One hopes that the drought, which has hit the film society scene, will come to an early end. Bengal showed the way after Independence when the Calcutta Film Society was pioneered by Satyajit Ray (then an aspiring filmmaker), RP Gupta and Bansi Chandragupta. Visiting stalwarts like Renoir, John Huston and Cherkasov contributed to the excitement with which film lovers began to get exposed to trends prevailing outside Hollywood. The movement gathered momentum as more cine clubs were established with the Federation of Film Societies, the apex body that had been formed by then, playing a leading role in bringing well organised movements in France, Italy and Germany to the city. There were also films from East European countries like Poland, Hungary and Czechoslovakia that left lasting impressions.
It was a pity that the excitement that lasted till the 80s began to subside with the arrival of television and, more emphatically, after the arrival of digital technology. Films that were seen with great interest outside the commercial circuit could be downloaded from diverse sources and seen at one’s convenience. The experience was not the same as seeing offbeat films from countries ranging from Mexico to Sweden and by directors ranging from Bresson to Kurosawa in the company of like minded people. There was also a healthy discussion that flowed into the assessment of the Indian cinema. Onecan recall the spontaneous response to Pather Panchali when it appeared in Kolkata with the city’swalls being plastered with appeals to see the film. All this was the outcome of a passionate commitment to the enhancement of a cinematic awareness outside the popular cinema. But technology did take a heavy toll that led to the virtual eclipse of film societies despite the interest in world cinema that was conspicuous at every film festival in the city.
To that extent, it is a good sign that, while many of the film societies formed in the 60s and later have left the scene, some of them along with other organisations committed to the task of sustaining a serious interest in the medium have persisted with festivals and other events. One such organisation is the Forum for Film Studies and Allied Arts that has been organising lectures, seminars and events like the festival of award-winning films that was held recently at the Satyajit Ray Film and Television Institute. Films that come with recognition from Cannes, Venice, Montreal and Toronto get a mixed response. Some measure up to standards that audiences expect while there could be a feeling that festivals have had to make some compromises under force of circumstances.
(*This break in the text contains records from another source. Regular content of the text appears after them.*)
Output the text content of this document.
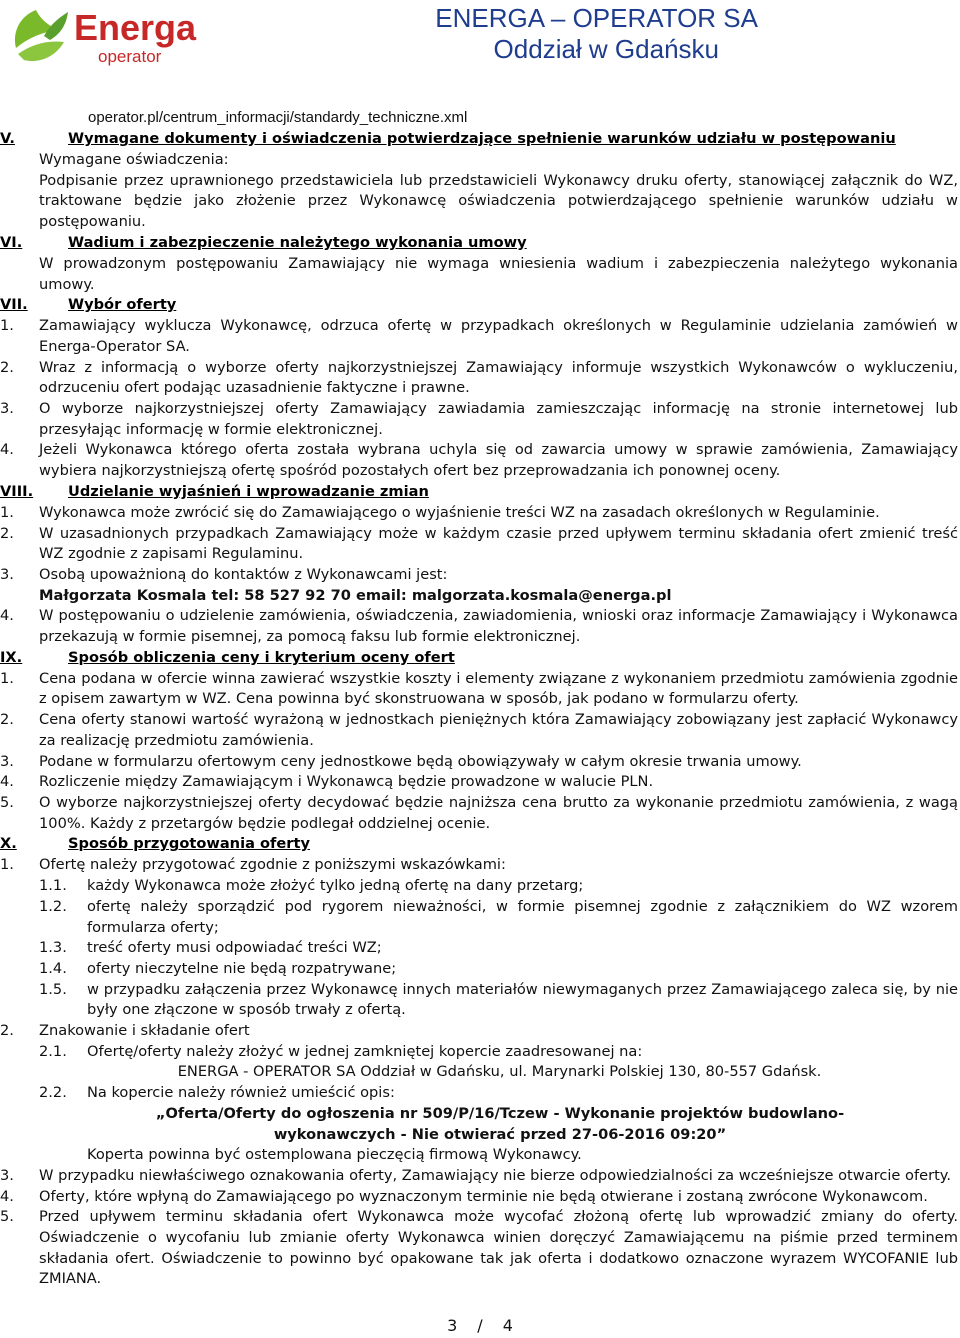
Energa
operator
ENERGA – OPERATOR SA
Oddział w Gdańsku
operator.pl/centrum_informacji/standardy_techniczne.xml
V.	Wymagane dokumenty i oświadczenia potwierdzające spełnienie warunków udziału w postępowaniu
Wymagane oświadczenia:
Podpisanie przez uprawnionego przedstawiciela lub przedstawicieli Wykonawcy druku oferty, stanowiącej załącznik do WZ, traktowane będzie jako złożenie przez Wykonawcę oświadczenia potwierdzającego spełnienie warunków udziału w postępowaniu.
VI.	Wadium i zabezpieczenie należytego wykonania umowy
W prowadzonym postępowaniu Zamawiający nie wymaga wniesienia wadium i zabezpieczenia należytego wykonania umowy.
VII.	Wybór oferty
1. Zamawiający wyklucza Wykonawcę, odrzuca ofertę w przypadkach określonych w Regulaminie udzielania zamówień w Energa-Operator SA.
2. Wraz z informacją o wyborze oferty najkorzystniejszej Zamawiający informuje wszystkich Wykonawców o wykluczeniu, odrzuceniu ofert podając uzasadnienie faktyczne i prawne.
3. O wyborze najkorzystniejszej oferty Zamawiający zawiadamia zamieszczając informację na stronie internetowej lub przesyłając informację w formie elektronicznej.
4. Jeżeli Wykonawca którego oferta została wybrana uchyla się od zawarcia umowy w sprawie zamówienia, Zamawiający wybiera najkorzystniejszą ofertę spośród pozostałych ofert bez przeprowadzania ich ponownej oceny.
VIII. Udzielanie wyjaśnień i wprowadzanie zmian
1. Wykonawca może zwrócić się do Zamawiającego o wyjaśnienie treści WZ na zasadach określonych w Regulaminie.
2. W uzasadnionych przypadkach Zamawiający może w każdym czasie przed upływem terminu składania ofert zmienić treść WZ zgodnie z zapisami Regulaminu.
3. Osobą upoważnioną do kontaktów z Wykonawcami jest:
Małgorzata Kosmala tel: 58 527 92 70 email: malgorzata.kosmala@energa.pl
4. W postępowaniu o udzielenie zamówienia, oświadczenia, zawiadomienia, wnioski oraz informacje Zamawiający i Wykonawca przekazują w formie pisemnej, za pomocą faksu lub formie elektronicznej.
IX.	Sposób obliczenia ceny i kryterium oceny ofert
1. Cena podana w ofercie winna zawierać wszystkie koszty i elementy związane z wykonaniem przedmiotu zamówienia zgodnie z opisem zawartym w WZ. Cena powinna być skonstruowana w sposób, jak podano w formularzu oferty.
2. Cena oferty stanowi wartość wyrażoną w jednostkach pieniężnych która Zamawiający zobowiązany jest zapłacić Wykonawcy za realizację przedmiotu zamówienia.
3. Podane w formularzu ofertowym ceny jednostkowe będą obowiązywały w całym okresie trwania umowy.
4. Rozliczenie między Zamawiającym i Wykonawcą będzie prowadzone w walucie PLN.
5. O wyborze najkorzystniejszej oferty decydować będzie najniższa cena brutto za wykonanie przedmiotu zamówienia, z wagą 100%. Każdy z przetargów będzie podlegał oddzielnej ocenie.
X.	Sposób przygotowania oferty
1. Ofertę należy przygotować zgodnie z poniższymi wskazówkami:
1.1. każdy Wykonawca może złożyć tylko jedną ofertę na dany przetarg;
1.2. ofertę należy sporządzić pod rygorem nieważności, w formie pisemnej zgodnie z załącznikiem do WZ wzorem formularza oferty;
1.3. treść oferty musi odpowiadać treści WZ;
1.4. oferty nieczytelne nie będą rozpatrywane;
1.5. w przypadku załączenia przez Wykonawcę innych materiałów niewymaganych przez Zamawiającego zaleca się, by nie były one złączone w sposób trwały z ofertą.
2. Znakowanie i składanie ofert
2.1. Ofertę/oferty należy złożyć w jednej zamkniętej kopercie zaadresowanej na:
ENERGA - OPERATOR SA Oddział w Gdańsku, ul. Marynarki Polskiej 130, 80-557 Gdańsk.
2.2. Na kopercie należy również umieścić opis:
„Oferta/Oferty do ogłoszenia nr 509/P/16/Tczew - Wykonanie projektów budowlano-wykonawczych - Nie otwierać przed 27-06-2016 09:20”
Koperta powinna być ostemplowana pieczęcią firmową Wykonawcy.
3. W przypadku niewłaściwego oznakowania oferty, Zamawiający nie bierze odpowiedzialności za wcześniejsze otwarcie oferty.
4. Oferty, które wpłyną do Zamawiającego po wyznaczonym terminie nie będą otwierane i zostaną zwrócone Wykonawcom.
5. Przed upływem terminu składania ofert Wykonawca może wycofać złożoną ofertę lub wprowadzić zmiany do oferty. Oświadczenie o wycofaniu lub zmianie oferty Wykonawca winien doręczyć Zamawiającemu na piśmie przed terminem składania ofert. Oświadczenie to powinno być opakowane tak jak oferta i dodatkowo oznaczone wyrazem WYCOFANIE lub ZMIANA.
3 / 4
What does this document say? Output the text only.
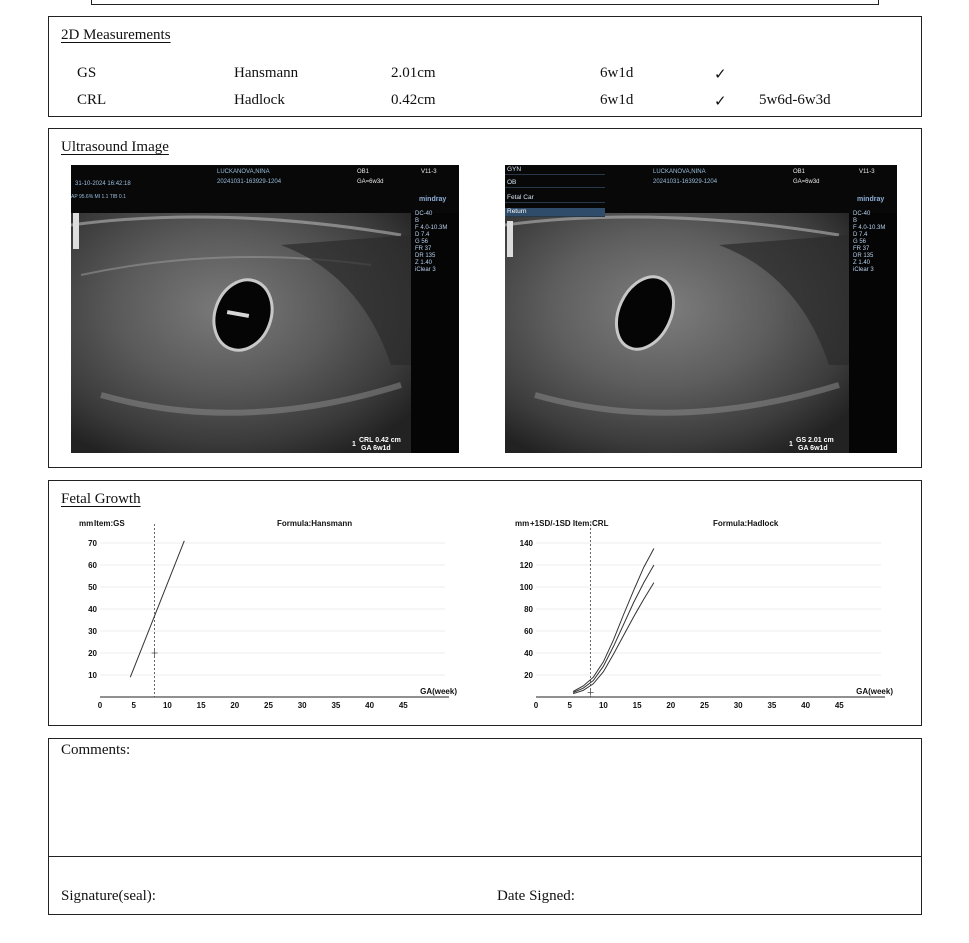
2D Measurements
GS	Hansmann	2.01cm	6w1d	✓
CRL	Hadlock	0.42cm	6w1d	✓ 5w6d-6w3d
Ultrasound Image
31-10-2024 16:42:18
LUCKANOVA,NINA
20241031-163929-1204
OB1
GA=6w3d
V11-3
AP 95.6% MI 1.1 TIB 0.1	mindray
DC-40
B
F 4.0-10.3M
D 7.4
G 56
FR 37
DR 135
Z 1.40
iClear 3
1
CRL 0.42 cm
GA 6w1d
GYN
OB
Fetal Car
Return
LUCKANOVA,NINA
20241031-163929-1204
OB1
GA=6w3d
V11-3
mindray
DC-40
B
F 4.0-10.3M
D 7.4
G 56
FR 37
DR 135
Z 1.40
iClear 3
1
GS 2.01 cm
GA 6w1d
Fetal Growth
mm Item:GS	Formula:Hansmann
GA(week)
0	5	10	15	20	25	30	35	40	45
10
20
30
40
50
60
70
mm +1SD/-1SD Item:CRL	Formula:Hadlock
GA(week)
0	5	10	15	20	25	30	35	40	45
20
40
60
80
100
120
140
Comments:
Signature(seal):	Date Signed:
All this becomes the focus of animated debates in a climate that is not possible to find in the interiors of a drawing room where much-discussed films from festivals or the Oscars are seen by small groups. The growth of a cinematic consciousness is best rooted in prolonged and lively exchanges after the screenings and even later. That is what makes the experience more rewarding.
This was evident at the last festival organised by the Forum at which films from Spain, Finland, South Korea, France, Turkey, Croatia and Mexico were included. It did seem that most of the selections had varied themes on the experiences of women. Pedro Almodovar’s Julieta had been shown at Cannes and had come with recognition from San Diego.
The central figure is a woman and it speaks of a mid-life crisis in which her personal life is curiously affected by the events taking place around her. In much a similar way, though in a different social context, the protagonist in The Girl King, a film from Finland, is torn between reason and passion after the responsibilities of power are thrust upon her in an environment dominated by a conservative male establishment.
In a wholly different setting, Kim Ki-duk pursues a social agenda in tracing the roots of crime after a schoolgirl is abducted in the opening scene of One On One. The South Korean director has made it to many festivals and this film drew a noticeable crowd partly because it was the best film at Venice in 2014. Kim has a style that is quite infectious, especially in its impact on the young, and it grabs attention though the audience can barely relate to the violence that marks the social environment.
Paul Verhoeven is remembered for Basic Instinct that came 25 years ago. Elle was made in France in 2016 and was a story of vengeance in which the central figure is a woman who is quite ruthless in running a video parlour as much as she is in her personal affairs. It was shown at Cannes and this was a rare opportunity to catch up with a controversial director in a non-commercial circuit.
The films from Croatia (Zvizdan) and Mexico (Desierto) had unconventional narrative structures and surprising twists that kept teasing the mind while Mustang, from Turkey, raised moral questions on the society that is still rooted in traditional values, resulting in a bold statement that grabbed an award at Cannes. That is why festivals still arouse curiosity while packaging the diversity of cultures.